Scripps Howard News Service
November 05, 2005
President Bush named appeals court Judge Samuel Alito as his third nominee to the Supreme Court. Alito was immediately accepted by conservatives who had slammed Bush's previous choice, White House counsel Harriet Miers. But abortion-rights Democrats warned they might try to block Alito. "The filibuster's on the table," Sen. Barbara Boxer of California said.
Bush outlines bird-flu plan
President Bush asked Congress for $7.1 billion to prepare the country for an epidemic of bird flu. The money would help pay for vaccine development, drug and vaccine stockpiling, disease surveillance and health departments' manpower needs. Federal plans said sustained person-to-person spread of the bird flu anywhere in the world could prompt the United States to impose travel restrictions.
CIA running secret prison system
The Washington Post reported the CIA has been questioning important al Qaeda captives at a Soviet-era compound in Eastern Europe. U.S. and foreign officials said the facility is part of a secret prison system set up by the CIA nearly four years ago. At various times, the CIA has operated out of sites in eight countries, including Thailand, Afghanistan and several democracies in Eastern Europe, as well as the Guantanamo Bay prison in Cuba.
Democrats extract GOP promise on Iraq inquiry
After an angry speech by Senate Democratic leader Harry Reid, Democrats forced the Senate into a closed session to debate whether the Bush administration twisted intelligence to justify the war against Iraq. The ploy won a promise from Republicans to speed an inquiry into the White House handling of intelligence. An outraged Senate GOP leader Bill Frist said the chamber "has been hijacked by the Democratic leadership," and he called it a "slap in the face."
Rosa Parks laid to rest
Thousands of people paid their respects at the funeral of civil-rights icon Rosa Parks in her adopted hometown of Detroit. Earlier, thousands filed past her coffin as Parks, who died last week at age 92, lay in state in Alabama and then Washington, D.C. At her funeral, former President Bill Clinton led the tributes. Parks' refusal to give up her seat on an Alabama bus to a white man inspired the civil-rights movement.
Libby pleads innocent
Lewis Libby, Vice President Dick Cheney's former chief of staff, pleaded innocent in the CIA leak scandal, and his lawyer said Libby "wants to clear his good name, and he wants a jury trial." Libby is charged with lying to investigators and a federal grand jury about leaking the status of covert CIA officer Valerie Plame to reporters.

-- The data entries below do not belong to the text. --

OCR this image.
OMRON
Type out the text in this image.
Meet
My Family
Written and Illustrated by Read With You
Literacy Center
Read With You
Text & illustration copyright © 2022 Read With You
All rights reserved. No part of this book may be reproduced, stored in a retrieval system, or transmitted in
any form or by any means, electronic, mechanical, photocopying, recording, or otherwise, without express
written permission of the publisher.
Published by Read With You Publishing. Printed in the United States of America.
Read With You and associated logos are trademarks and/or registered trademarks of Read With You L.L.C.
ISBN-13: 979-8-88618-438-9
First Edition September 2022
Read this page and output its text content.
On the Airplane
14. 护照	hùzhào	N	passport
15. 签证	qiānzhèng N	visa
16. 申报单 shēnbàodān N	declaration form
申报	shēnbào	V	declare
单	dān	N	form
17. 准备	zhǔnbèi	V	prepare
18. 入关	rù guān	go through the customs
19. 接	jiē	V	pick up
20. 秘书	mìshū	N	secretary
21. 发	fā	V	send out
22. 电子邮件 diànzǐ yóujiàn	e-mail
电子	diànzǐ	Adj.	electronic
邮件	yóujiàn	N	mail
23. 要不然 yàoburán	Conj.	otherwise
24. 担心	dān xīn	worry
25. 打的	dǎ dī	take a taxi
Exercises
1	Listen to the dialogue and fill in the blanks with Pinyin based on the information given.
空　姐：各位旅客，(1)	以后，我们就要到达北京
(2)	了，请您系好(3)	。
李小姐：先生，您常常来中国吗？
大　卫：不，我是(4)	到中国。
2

Bush sidesteps questions on scandal
President Bush went to Argentina to meet with Latin American leaders. At a news conference, his first since the indictment of Lewis Libby in the CIA leak case, the president refused to say whether he owes the American people an apology for the scandal or whether he will shake up his staff. "We're going through a very serious investigation," Bush said. "I have told you before that I'm not going to discuss the investigation until it's completed. My obligation is to set an agenda and I have done that."
Drilling in Arctic refuge moves closer
The Senate rejected Democratic attempts to save the Arctic National Wildlife Refuge from oil drilling. The 51-48 vote defeated an amendment that would have removed a provision allowing drilling from the budget reconciliation bill. Sen. Pete Domenici, R-N.M., hailed it as "the beginning of the end" of one of the biggest environment arguments of the past quarter-century.